Local officials joining statewide effort to ban powdered alcohol.

June 3, 2015

LUDINGTON – Local medical professionals, law enforcement leaders and businesses are joining a state-wide effort calling for a ban on powdered alcohol.

“Alcohol abuse results in health and safety issues that often have a devastating impact to families in our community.  Powdered alcohol is the kind of product that can be easily misused by adults and minors, which is my biggest concern” said Mark Vipperman, president of Spectrum Health Ludington Hospital.  “Because of the significant risk factors that are being associated with powdered alcohol, I don’t believe that this product ought to be offered for sale to the general public.”

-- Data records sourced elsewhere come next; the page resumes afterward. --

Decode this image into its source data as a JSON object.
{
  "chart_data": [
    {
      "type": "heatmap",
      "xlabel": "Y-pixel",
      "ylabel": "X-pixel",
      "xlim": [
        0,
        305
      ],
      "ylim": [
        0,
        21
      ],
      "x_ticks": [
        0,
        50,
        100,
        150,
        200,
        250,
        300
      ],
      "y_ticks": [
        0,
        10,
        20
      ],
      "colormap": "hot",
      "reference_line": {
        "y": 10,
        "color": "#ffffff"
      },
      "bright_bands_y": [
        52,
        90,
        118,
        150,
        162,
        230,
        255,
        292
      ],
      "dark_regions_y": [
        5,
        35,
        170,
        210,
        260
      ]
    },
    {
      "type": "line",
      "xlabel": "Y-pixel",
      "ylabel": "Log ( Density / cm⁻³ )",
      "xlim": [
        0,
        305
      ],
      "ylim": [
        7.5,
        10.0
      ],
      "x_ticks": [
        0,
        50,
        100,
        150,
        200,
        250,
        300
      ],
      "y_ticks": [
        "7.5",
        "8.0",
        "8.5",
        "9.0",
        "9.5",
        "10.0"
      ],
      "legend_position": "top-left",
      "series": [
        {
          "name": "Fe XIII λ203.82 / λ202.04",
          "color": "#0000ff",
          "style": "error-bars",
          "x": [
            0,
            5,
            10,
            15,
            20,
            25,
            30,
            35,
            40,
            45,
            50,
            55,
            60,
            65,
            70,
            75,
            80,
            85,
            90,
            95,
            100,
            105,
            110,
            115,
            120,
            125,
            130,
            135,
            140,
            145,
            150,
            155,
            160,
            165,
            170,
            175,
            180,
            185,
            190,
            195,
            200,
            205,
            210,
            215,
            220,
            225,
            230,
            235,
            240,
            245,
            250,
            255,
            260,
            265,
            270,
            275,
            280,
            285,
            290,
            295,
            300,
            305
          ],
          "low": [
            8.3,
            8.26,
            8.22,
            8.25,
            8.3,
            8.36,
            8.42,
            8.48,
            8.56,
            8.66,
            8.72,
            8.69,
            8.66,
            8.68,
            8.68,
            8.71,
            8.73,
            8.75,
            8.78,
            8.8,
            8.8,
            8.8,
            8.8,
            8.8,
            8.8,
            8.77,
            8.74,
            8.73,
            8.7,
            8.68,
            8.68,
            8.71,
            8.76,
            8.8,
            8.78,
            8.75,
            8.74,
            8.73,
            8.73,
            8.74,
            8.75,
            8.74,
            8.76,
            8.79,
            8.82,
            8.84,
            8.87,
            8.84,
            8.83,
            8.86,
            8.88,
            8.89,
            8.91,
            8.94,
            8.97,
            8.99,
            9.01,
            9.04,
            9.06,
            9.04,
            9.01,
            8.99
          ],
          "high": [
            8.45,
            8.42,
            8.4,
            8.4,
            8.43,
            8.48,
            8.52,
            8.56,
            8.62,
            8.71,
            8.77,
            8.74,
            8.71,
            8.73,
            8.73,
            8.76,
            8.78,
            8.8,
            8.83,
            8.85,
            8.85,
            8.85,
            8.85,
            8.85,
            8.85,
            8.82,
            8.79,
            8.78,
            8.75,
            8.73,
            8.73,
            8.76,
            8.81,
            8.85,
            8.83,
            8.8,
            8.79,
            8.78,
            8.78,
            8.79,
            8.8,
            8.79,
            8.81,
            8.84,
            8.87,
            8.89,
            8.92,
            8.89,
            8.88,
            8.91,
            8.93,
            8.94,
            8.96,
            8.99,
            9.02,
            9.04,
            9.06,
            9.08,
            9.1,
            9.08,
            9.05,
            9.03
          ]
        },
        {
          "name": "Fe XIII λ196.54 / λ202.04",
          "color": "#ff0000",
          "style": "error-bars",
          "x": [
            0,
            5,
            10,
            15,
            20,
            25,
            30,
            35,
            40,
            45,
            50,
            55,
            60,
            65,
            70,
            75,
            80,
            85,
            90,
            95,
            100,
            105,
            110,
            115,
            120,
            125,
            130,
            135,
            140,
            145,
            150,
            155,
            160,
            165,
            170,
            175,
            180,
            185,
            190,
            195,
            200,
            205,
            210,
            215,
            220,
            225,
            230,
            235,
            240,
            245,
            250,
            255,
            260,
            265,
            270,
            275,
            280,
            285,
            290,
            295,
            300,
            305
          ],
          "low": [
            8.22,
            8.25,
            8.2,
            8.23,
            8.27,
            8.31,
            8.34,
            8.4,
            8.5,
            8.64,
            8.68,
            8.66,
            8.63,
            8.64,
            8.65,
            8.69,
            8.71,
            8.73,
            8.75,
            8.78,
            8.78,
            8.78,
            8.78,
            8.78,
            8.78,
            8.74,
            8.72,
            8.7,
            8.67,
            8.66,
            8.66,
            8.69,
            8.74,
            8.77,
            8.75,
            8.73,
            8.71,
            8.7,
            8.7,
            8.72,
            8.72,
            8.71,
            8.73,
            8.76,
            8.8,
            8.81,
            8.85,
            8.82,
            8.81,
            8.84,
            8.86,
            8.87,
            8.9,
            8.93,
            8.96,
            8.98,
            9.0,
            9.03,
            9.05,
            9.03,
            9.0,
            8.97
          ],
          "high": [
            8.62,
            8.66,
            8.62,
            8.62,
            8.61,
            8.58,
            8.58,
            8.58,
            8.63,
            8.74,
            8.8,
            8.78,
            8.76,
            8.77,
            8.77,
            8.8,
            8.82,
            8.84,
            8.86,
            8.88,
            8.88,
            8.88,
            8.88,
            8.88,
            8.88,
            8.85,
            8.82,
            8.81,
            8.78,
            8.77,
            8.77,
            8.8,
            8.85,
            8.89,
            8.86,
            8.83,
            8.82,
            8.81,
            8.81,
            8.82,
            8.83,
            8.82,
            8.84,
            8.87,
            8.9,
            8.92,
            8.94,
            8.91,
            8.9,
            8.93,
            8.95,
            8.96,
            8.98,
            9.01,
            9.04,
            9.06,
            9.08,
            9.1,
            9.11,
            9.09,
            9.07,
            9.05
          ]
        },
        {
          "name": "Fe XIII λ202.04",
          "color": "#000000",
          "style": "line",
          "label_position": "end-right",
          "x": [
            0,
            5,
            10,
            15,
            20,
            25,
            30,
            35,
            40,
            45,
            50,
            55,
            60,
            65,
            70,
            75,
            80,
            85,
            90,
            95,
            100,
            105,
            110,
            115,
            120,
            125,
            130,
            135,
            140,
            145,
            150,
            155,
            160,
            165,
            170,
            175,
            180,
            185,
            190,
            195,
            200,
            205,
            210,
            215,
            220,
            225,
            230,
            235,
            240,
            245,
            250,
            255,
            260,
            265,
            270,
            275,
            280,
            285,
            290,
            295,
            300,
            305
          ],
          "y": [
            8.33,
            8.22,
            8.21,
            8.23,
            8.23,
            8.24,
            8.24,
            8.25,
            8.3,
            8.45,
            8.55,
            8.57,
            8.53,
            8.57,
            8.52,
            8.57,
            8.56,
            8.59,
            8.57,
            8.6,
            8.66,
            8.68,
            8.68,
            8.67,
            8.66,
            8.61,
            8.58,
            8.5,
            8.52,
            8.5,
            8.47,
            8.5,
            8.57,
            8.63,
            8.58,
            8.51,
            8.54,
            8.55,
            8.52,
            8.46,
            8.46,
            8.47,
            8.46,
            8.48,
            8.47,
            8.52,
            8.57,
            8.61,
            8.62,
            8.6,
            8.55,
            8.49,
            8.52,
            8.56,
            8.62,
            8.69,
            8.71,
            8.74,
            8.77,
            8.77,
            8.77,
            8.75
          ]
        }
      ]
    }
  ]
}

While the federal government has cleared the way for powdered alcohol to be sold, the product is not expected to be commercially produced until this summer. Individual states decide whether powdered alcohol can be sold, in accordance with their own state-based alcohol laws and regulations as allowed under the 21st Amendment of the U.S. Constitution. To date, at least six states have passed laws banning powdered alcohol and more than 30 are considering banning it. Michigan is considering proposals to ban powdered alcohol by Sen. Rick Jones (R-Grand Ledge), a former Eaton County sheriff, and Rep. Scott Dianda (D-Calumet), a former retail store owner. Their plan has broad bipartisan support, passing the Senate on May 20 and now awaits action in the state House.

“Powdered alcohol can be spiked into someone’s food and drinks without people’s knowledge, it can be snuck into schools and libraries, and it can be accidentally ingested by small children who mistake it for candy,” said Ludington Police Chief Mark Barnett. “Powdered alcohol opens the door wide open for illegal underage drinking and intentional and even accidental over-consumption. Powdered alcohol opens the door to more alcohol-related problems at a time when law enforcement, hospitals and first responders are doing more with less to keep our roads and our communities safer.”

“Law enforcement officers see for ourselves what happens when alcohol is abused and one of the most devastating things any family can go through is to lose a loved one because of something that could have been avoided altogether,” said Mason County Sheriff Kim Cole. “Powdered alcohol is a product that can be abused and misused by too many people. It can be consumed in dangerous ways that will spell trouble for families and businesses in our community, and it’s something we should keep out of Michigan.”

“Our family owned business and our employees have deep roots in the community – and that’s why we oppose powdered alcohol, which is a big problem in a small packet,” said Willie Reed, president of Ludington Beverage. “Powdered alcohol is an irresponsible product that can easily slip through the safeguards our communities have put in place to keep alcohol away from kids and make sure only legal adults have access to alcoholic beverages. The risks of powdered alcohol are too great, and that’s why businesses are standing with medical professionals and law enforcement leaders across Michigan to support a ban.”

The call comes as statewide medical, law enforcement and business organizations announced their support for a ban on powdered alcohol in late April.